Il tema che affronta la circolare non è tanto il divieto di utilizzo del contratto in tali situazioni, essendo pacifico che la legge (articolo 14 del Dlgs 81/2015) impedisca il ricorso al lavoro intermittente in assenza della valutazione dei rischi (come accade anche per altre forme flessibili come il contratto a termine e la somministrazione). La questione concerne, piuttosto, il tipo di sanzione applicabile.
Si potrebbe, infatti, ritenere affetto da nullità assoluta il contratto stipulato in violazione del divieto legale; la conseguenza di tale sanzione sarebbe tuttavia per certi versi paradossale, perché il lavoratore si troverebbe privo di qualsiasi tutela contrattuale. Per evitare tale effetto, la circolare ritiene applicabile il regime della nullità parziale, che comporta la conversione del contratto nella forma ordinaria.
L’Inl giunge a tale conclusione richiamando il principio già affermato dalla Corte di cassazione in relazione al contratto a termine, ma valido anche per questo caso: la contrarietà a norma imperativa di un contratto di lavoro “atipico” comporta la nullità parziale ai sensi dell’articolo 1419 del codice civile con conseguente conversione dello stesso nella “forma comune” di contratto di lavoro subordinato (Cassazione, sentenza 5241/2012).
La lettera circolare precisa che la nullità parziale del contratto stipulato contra legem e la conseguente conversione nella forma a tempo indeterminato costituisce la sanzione adeguata a colpire questi illeciti, come affermato anche da pronuncia della Corte di giustizia europea (la celebre sentenza 22 novembre 2005, causa C – 144/04) la quale ha ricordato che «il beneficio della stabilità dell’impiego deve essere inteso come un elemento portante della tutela dei lavoratori».

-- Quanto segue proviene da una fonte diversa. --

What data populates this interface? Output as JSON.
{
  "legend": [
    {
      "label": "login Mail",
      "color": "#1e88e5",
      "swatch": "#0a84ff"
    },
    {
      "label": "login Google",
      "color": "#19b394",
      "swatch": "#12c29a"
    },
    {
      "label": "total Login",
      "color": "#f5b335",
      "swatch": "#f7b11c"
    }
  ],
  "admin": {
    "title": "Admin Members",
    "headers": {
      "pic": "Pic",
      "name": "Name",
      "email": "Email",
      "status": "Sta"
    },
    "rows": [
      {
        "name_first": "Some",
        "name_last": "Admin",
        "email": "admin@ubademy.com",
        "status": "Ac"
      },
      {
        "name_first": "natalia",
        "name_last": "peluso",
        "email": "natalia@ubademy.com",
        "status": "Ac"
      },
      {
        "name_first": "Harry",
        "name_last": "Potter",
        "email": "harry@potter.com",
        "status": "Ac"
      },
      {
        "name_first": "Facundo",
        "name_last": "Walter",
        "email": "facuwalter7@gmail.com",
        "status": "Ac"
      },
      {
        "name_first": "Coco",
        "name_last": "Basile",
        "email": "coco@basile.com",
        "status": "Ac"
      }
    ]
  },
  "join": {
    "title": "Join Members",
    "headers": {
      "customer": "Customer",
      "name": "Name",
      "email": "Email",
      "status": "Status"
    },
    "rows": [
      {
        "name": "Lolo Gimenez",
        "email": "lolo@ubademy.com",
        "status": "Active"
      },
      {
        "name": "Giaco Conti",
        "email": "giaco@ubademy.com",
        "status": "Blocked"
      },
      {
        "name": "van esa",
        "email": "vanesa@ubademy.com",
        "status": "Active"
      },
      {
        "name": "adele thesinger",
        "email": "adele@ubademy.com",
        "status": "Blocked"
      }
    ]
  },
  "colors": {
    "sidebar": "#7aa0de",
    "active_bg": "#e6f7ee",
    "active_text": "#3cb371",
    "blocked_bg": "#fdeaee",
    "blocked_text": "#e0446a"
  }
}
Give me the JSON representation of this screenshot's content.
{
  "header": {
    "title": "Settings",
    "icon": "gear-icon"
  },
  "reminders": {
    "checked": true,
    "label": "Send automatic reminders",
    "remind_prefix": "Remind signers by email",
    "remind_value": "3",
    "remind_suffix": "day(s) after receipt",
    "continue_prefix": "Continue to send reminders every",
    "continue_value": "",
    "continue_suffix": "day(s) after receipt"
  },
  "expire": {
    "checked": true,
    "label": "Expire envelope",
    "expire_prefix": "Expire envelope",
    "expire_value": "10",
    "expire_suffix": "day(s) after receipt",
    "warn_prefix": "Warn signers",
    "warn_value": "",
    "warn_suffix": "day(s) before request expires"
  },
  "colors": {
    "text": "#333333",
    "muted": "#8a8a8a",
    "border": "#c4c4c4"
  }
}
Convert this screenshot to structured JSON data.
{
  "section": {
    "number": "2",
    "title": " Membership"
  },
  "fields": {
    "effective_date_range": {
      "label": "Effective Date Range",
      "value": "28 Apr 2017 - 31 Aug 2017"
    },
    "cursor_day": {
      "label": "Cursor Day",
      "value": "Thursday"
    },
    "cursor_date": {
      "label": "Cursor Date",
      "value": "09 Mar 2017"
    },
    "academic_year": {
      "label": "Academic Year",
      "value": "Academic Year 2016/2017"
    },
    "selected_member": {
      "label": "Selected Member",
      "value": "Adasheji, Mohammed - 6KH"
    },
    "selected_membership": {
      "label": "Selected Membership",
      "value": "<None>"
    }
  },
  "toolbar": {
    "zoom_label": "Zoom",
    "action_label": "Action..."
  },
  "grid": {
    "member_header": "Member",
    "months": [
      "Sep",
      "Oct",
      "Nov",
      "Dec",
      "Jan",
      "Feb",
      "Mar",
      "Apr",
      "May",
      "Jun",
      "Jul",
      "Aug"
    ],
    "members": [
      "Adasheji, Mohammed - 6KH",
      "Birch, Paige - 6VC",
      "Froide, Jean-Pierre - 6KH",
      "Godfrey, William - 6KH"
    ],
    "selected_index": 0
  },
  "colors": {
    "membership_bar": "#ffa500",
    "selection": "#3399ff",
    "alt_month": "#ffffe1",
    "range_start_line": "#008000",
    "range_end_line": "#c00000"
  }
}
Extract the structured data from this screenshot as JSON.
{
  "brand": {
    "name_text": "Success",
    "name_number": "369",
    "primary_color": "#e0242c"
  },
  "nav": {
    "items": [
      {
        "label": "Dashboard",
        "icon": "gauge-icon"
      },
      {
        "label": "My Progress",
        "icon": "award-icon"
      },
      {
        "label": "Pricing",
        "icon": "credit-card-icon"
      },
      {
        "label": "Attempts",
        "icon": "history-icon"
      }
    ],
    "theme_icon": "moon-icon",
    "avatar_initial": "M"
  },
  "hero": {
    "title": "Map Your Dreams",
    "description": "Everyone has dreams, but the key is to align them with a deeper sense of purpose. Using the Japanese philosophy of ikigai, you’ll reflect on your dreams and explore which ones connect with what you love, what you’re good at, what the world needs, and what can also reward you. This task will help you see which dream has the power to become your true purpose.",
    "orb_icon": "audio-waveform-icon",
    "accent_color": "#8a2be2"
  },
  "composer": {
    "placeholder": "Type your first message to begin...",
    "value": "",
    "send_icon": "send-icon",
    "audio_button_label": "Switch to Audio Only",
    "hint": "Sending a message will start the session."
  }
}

A conferma di questa lettura, viene anche richiamata la giurisprudenza di merito.
Secondo due pronunce del tribunale di Milano (sentenze 1806 e 1810 del 19 e 20 giugno 2017), non sarebbe ostativa alla conversione del rapporto di lavoro la circostanza che tale “sanzione” non sia espressamente prevista dal legislatore.
La circolare, quindi, giunge a una conclusione coerente con la giurisprudenza prevalente e ha il merito di ricordare l’importanza di un adempimento – la predisposizione del documento di valutazione dei rischi – non solo ai fini della prevenzione degli infortuni ma anche del corretto utilizzo del lavoro flessibile.